4.7m tonnes of paper exported by UK each year
· Advantage of recycling abroad over landfill can be tenfold
Sending old newspapers and plastic bottles 10,000 miles for recycling in China produces more carbon savings than landfilling it in Britain and making new goods, reveals a study from the government body charged with reducing UK waste.
In the last 10 years annual exports of paper, mainly to India, China and Indonesia, have risen from 470,000 tonnes to 4.7m tonnes, while exports of old plastic bottles have gone from under 40,000 tonnes to half a million tonnes.
Now the counterintuitive conclusions of the report from the Waste Resources Action Programme (Wrap) suggest that the advantage of recycling over landfilling is so great that it makes environmental sense to ship waste right round the world if it can be used again.
The journey taken by the waste involves travelling hundreds of miles within Britain to ports, then thousands of miles on some of the world's biggest ships to China, and then more road travel to recycling plants. But for paper, this odyssey incurs only a one third of the climate-warming emissions that are saved by recycling, the report says. For plastics, the report found it even more advantageous to export for recycling.
There is a further factor in favour of exporting the waste. The imbalance of trade between China and the UK means that the majority of container ships head back to China empty and produce CO2 emissions whether or not they are carrying cargo. "If you take this into account, the transport emissions are even smaller – less than one-tenth of the overall amount of CO2 saved by recycling," says Wrap.
The study estimated the transport emissions from exports to China and compared them with benchmark savings from recycling. It found that 1300kg-1600kg of CO2 was saved for each tonne of waste.

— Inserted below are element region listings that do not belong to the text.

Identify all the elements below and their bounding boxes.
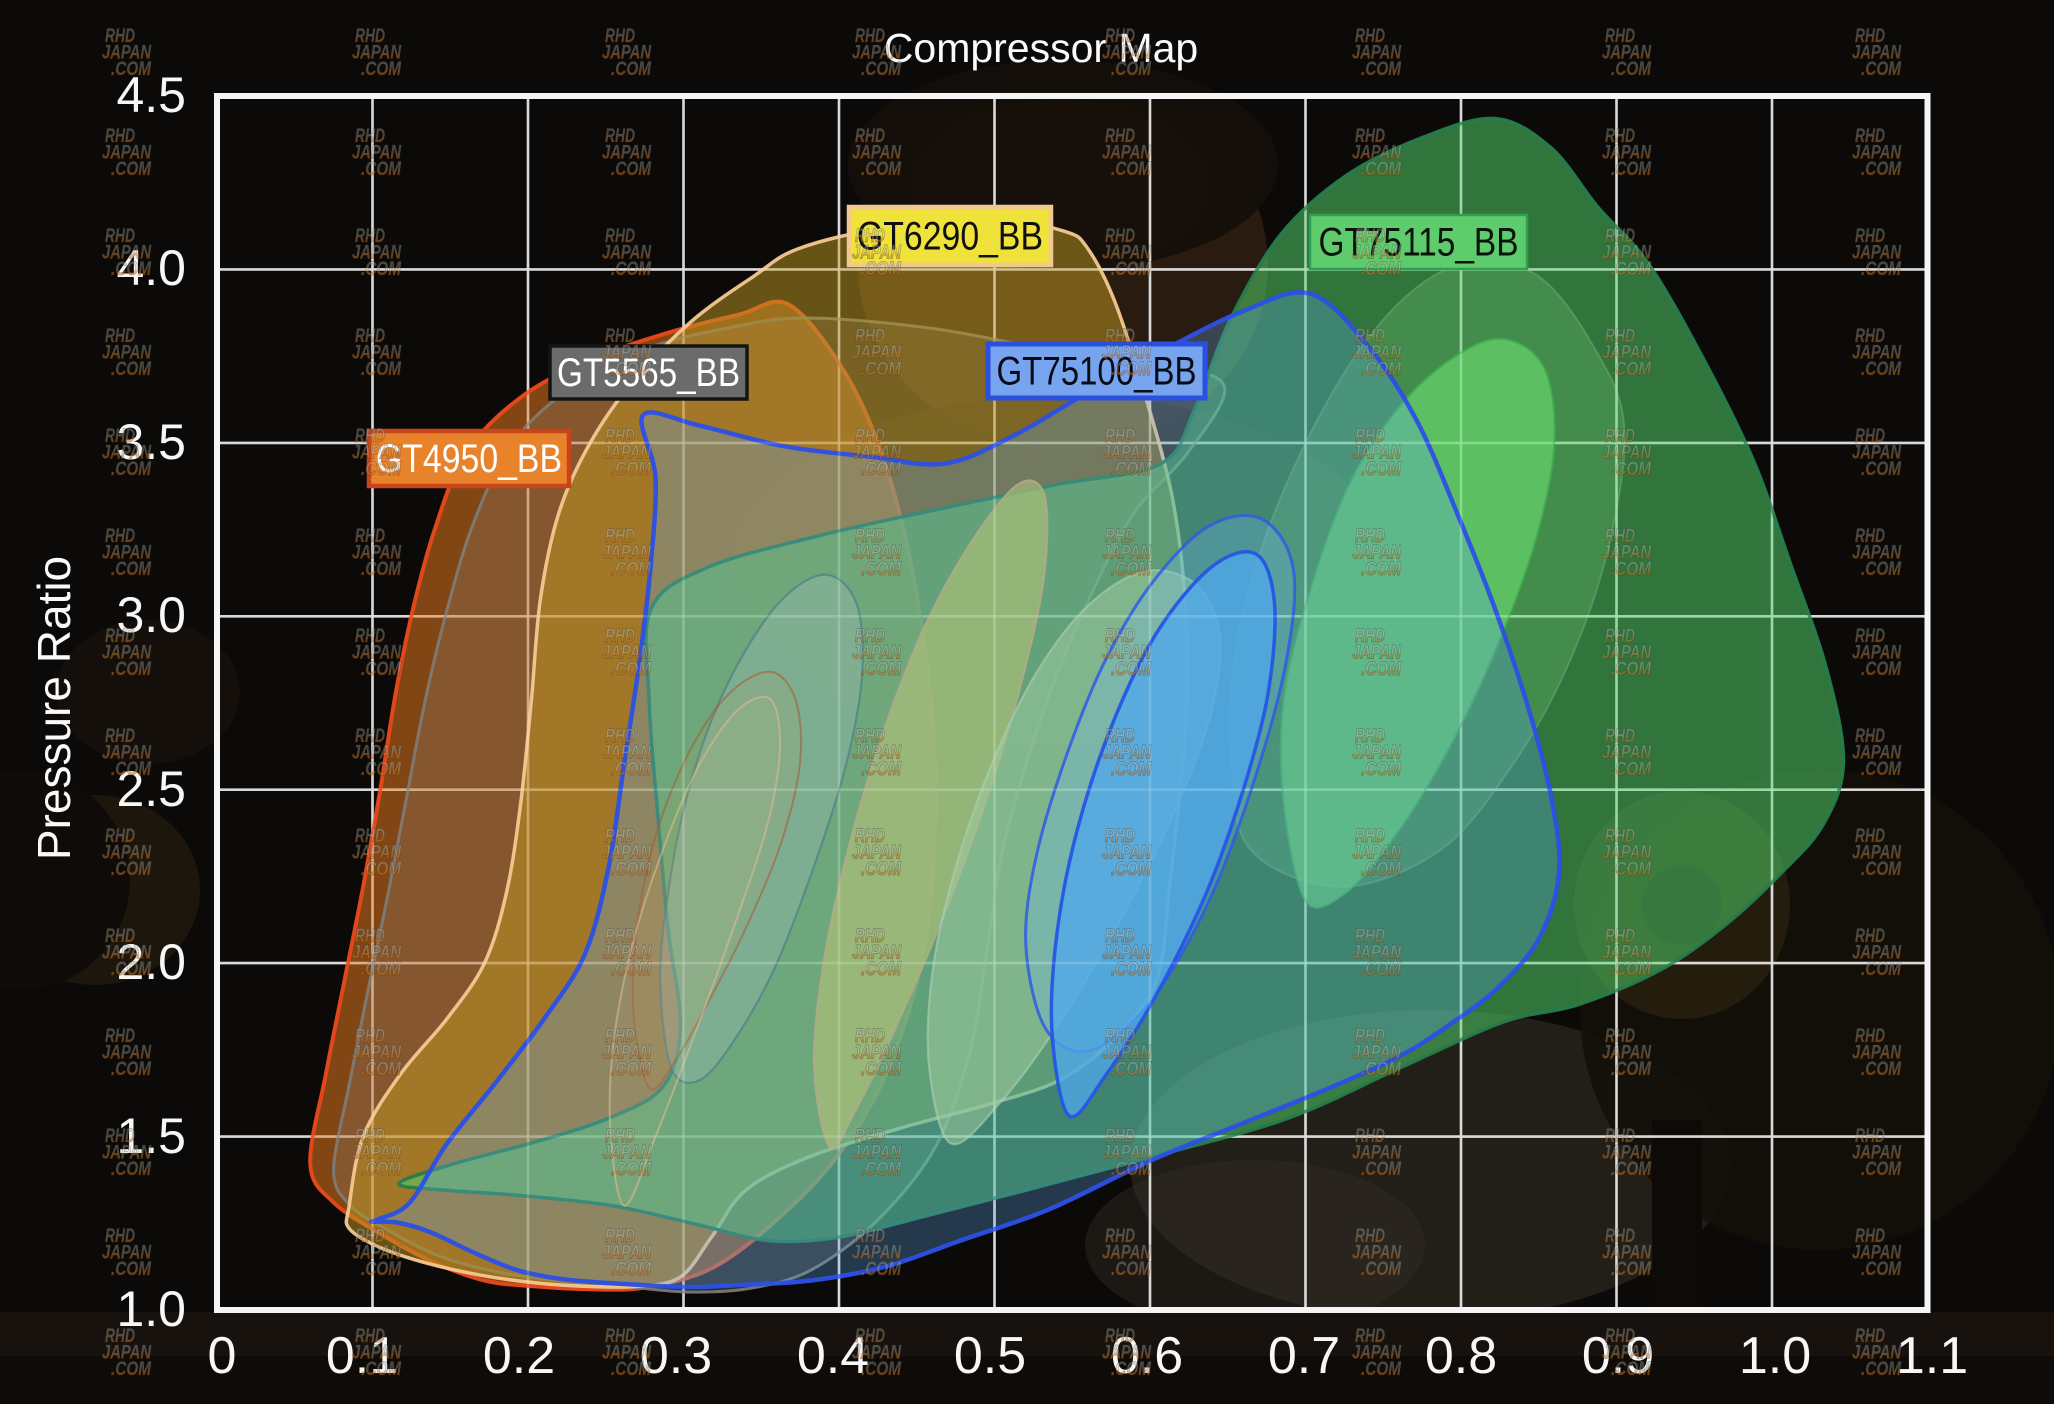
svg-text:0.8: 0.8 — [1425, 1327, 1497, 1385]
svg-text:0.2: 0.2 — [483, 1327, 555, 1385]
svg-text:1.0: 1.0 — [1739, 1327, 1811, 1385]
svg-text:Compressor Map: Compressor Map — [884, 25, 1198, 71]
svg-text:Pressure Ratio: Pressure Ratio — [28, 556, 80, 860]
svg-text:GT75100_BB: GT75100_BB — [997, 350, 1197, 394]
svg-text:1.1: 1.1 — [1896, 1327, 1968, 1385]
svg-text:GT4950_BB: GT4950_BB — [376, 437, 562, 481]
svg-text:GT75115_BB: GT75115_BB — [1319, 221, 1519, 265]
svg-text:0.7: 0.7 — [1268, 1327, 1340, 1385]
svg-text:0.5: 0.5 — [954, 1327, 1026, 1385]
svg-text:0.3: 0.3 — [640, 1327, 712, 1385]
svg-text:0: 0 — [208, 1327, 237, 1385]
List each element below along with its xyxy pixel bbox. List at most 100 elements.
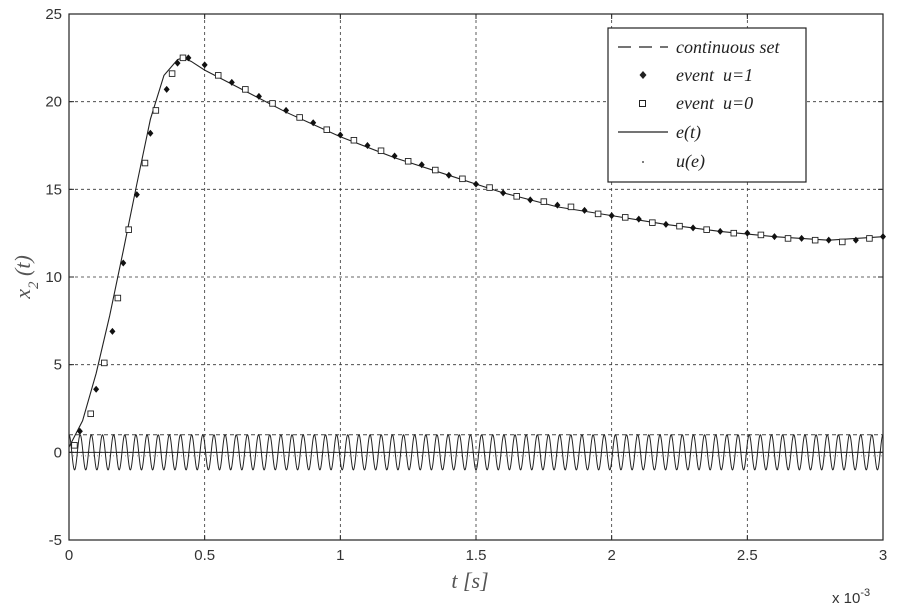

"The growth in exports is in part a success story, reflecting the rapid development of the UK's collection infrastructure and increase in recovery rates. Exports to China are bridging the gap between plastic bottle collections being established and the future development of domestic reprocessing capacity," says the report.
However, the report does not consider the environmental or social advantages of establishing a significant UK manufacturing industry to produce goods from the recycled waste and the authors stressed that it does not show that exporting waste was desirable.
Liz Goodwin, chief executive of Wrap, said: "It may seem strange that transporting our unwanted paper and plastic bottles such a distance would actually be better for the environment but that is what the evidence from this study shows."
"We do not have a manufacturing base here. Ideally, it would be dealt with here. But we would far prefer to see it recycled in China, where it is a resource, than landfilled in Britain", said a spokesman for Wastewatch, an independent group.